I often wonder what's happening to our children when I see the level of disrespect that they show toward their parents. It seems that everything a parent says is questioned and challenged by today's kids. Do you ever see a child saying, "Yes, Mom I'll do that or Okay Dad I'll do what you ask."? Children today act as if they are their own authority. They act as if their parents are stupid, uncool, clueless, creatures who lived during the stone age and can't possibly understand what life is really like for teenagers today.
Parents are unfair and mean and only want to squash their fun. "Why are you doing this to me?" they ask when they don't get their way. Then they slather on the guilt parents are supposed to feel when kids don't get what they want. "You don't love me. You don't care about me. You want me to have a boring life like you.."And on and on it goes.

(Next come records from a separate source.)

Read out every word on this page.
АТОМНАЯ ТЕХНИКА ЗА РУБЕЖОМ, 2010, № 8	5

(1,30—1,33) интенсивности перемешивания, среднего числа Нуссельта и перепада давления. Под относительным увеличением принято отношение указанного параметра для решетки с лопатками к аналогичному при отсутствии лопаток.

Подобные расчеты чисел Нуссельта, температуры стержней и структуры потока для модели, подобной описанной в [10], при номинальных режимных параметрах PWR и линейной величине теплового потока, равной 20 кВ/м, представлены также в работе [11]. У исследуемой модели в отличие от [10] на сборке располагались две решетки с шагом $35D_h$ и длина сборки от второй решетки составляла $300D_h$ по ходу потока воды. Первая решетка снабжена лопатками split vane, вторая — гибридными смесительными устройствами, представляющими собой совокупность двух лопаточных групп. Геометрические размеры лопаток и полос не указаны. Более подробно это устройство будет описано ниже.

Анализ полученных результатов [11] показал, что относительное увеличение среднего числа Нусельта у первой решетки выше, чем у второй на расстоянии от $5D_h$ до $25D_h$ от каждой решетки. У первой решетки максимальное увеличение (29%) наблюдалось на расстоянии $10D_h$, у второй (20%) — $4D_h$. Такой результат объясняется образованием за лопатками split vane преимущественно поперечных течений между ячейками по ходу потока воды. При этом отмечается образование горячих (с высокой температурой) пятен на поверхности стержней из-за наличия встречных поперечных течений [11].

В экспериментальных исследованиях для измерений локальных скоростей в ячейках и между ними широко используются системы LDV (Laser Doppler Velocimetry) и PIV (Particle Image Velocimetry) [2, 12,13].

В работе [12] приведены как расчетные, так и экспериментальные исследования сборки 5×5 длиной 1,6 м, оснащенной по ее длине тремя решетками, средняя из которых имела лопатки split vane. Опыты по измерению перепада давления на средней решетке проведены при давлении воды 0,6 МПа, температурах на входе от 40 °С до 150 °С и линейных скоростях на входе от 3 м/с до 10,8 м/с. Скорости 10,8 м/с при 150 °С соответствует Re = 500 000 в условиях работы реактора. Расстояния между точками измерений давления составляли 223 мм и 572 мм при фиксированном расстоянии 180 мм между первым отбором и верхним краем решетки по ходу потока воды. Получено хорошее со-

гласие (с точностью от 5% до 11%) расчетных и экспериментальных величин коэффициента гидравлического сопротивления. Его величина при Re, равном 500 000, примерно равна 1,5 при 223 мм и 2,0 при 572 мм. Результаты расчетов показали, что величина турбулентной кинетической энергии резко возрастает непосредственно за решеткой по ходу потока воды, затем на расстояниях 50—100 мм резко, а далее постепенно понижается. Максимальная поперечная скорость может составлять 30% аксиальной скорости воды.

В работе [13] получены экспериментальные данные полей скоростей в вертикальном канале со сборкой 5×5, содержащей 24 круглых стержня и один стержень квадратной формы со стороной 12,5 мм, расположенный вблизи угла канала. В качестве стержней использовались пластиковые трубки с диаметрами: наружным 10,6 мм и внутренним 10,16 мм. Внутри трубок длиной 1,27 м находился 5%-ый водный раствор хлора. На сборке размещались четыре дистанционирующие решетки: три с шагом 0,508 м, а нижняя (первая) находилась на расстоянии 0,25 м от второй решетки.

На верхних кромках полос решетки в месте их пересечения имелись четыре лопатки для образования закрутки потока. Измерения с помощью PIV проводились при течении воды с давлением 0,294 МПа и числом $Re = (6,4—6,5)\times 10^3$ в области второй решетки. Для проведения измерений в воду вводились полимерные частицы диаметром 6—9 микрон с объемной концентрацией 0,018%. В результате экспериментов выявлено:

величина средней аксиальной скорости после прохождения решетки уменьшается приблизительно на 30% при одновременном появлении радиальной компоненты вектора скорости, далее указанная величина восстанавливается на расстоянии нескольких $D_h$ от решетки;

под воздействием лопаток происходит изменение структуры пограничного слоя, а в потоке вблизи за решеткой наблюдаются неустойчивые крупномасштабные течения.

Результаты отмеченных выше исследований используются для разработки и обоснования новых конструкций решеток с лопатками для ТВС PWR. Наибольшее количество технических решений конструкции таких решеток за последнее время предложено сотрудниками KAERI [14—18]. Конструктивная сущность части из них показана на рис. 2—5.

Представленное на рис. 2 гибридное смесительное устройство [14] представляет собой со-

When I was a teenager, I had to work up the courage just to ask my mom to go somewhere. I remember sitting in my bedroom for hours trying to decide exactly how I should ask and when would be the best time to approach my mom. I didn't assume that I had the right to do anything. I knew that everything I did had to meet my parents approval. I was submissive to their authority. I respected them as my caretakers and if they said No to something I didn't protest and argue until I got my way. I didn't scream and stomp and cry. I simply accepted the No and went to my room.
Yes, I was disappointed many times but I survived the No's. I lived through all the times I had to stay at home. And today I'm grateful that I wasn't raised by parents who let me do everything I wanted because some of the things I wanted weren't good for me. I couldn't see it at the time, but years later I realized that my parents had my best interests at heart. They loved me and when they said No it was because they thought they were doing the right thing for me.
What's happening today is nothing less than a spirit of rebellion and disrespect overtaking our children. It's a satanic spirit that no one wants to talk about but it's there. You can't deny it. If you have pre-teen or teenage children, you know what I'm talking about. Unless your children have accepted their god-given authority and completely pulled themselves out of this world, they are probably rebellious and disrespectful. They want what they want when they want it and they will fight anyone who tries to keep them from getting what they want.
How does this happen? Why were children so agreeable and submissive thirty years ago but today they treat their parents like bank tellers and drivers who are only good for giving them what they want and getting them where they want to be?
All you have to do is watch TV, go to the movies, or listen to a child psychologist to find the answers. Parents are made to look uncool and stupid on TV sitcoms. Kids rule the roost in today's movies. And child psychologists tell us that we have to be careful not to hurt our children's feelings and we have to watch how we discipline them because we might destroy their self esteem and scar them for life.
While rebellion and disrespect is made to look cool, anyone who tries to instill discipline is seen as an ogre. Parents are told that they have to be a friend to their children first. And many of them shove aside the much-needed discipline in exchange for being a best buddy to their kids. And they raise manipulative brats who think only of themselves, kids who never see consequences for their actions. Their parents bail them out every time punishment is about to fall and these kids think they are invincible. They think they are above any kind of rules, any kind of law, any kind of ethical code. The message they hear is that they can do whatever they want without answering to anyone.
When children willingly place themselves under the authority God has put in their lives, God protects them. While rebellion opens children up to the influence of Satan. Rebellious children who don't respect their parents give the enemy many opportunities to attack them. By being rebellious, they step out from under God's protection and they suffer satanic attacks on their mind, will, and emotions.
Submitting to parental authority brings great blessing and protection. Children don't realize how much they hurt themselves when they talk to their parents disrespectfully and when they talk about their parents to others in a negative way. God sees this. He hears every word. And he has the power to cleanse this rebellious attitude right out of them in whatever way he pleases. Proverbs 21:1 says, "The King's heart is a stream of water in the hand of the Lord; he turns it wherever he will."
Rebelling against parents is like rebelling against the God who put them in authority over you. Ephesians 5:21 says we are to submit to God-ordained authority "out of reverence for Christ." A higher authority controls every human authority and we need to seriously consider the consequences we bring upon ourselves by taking that for granted. Our parents may let us get away with rebellion, but God surely will not.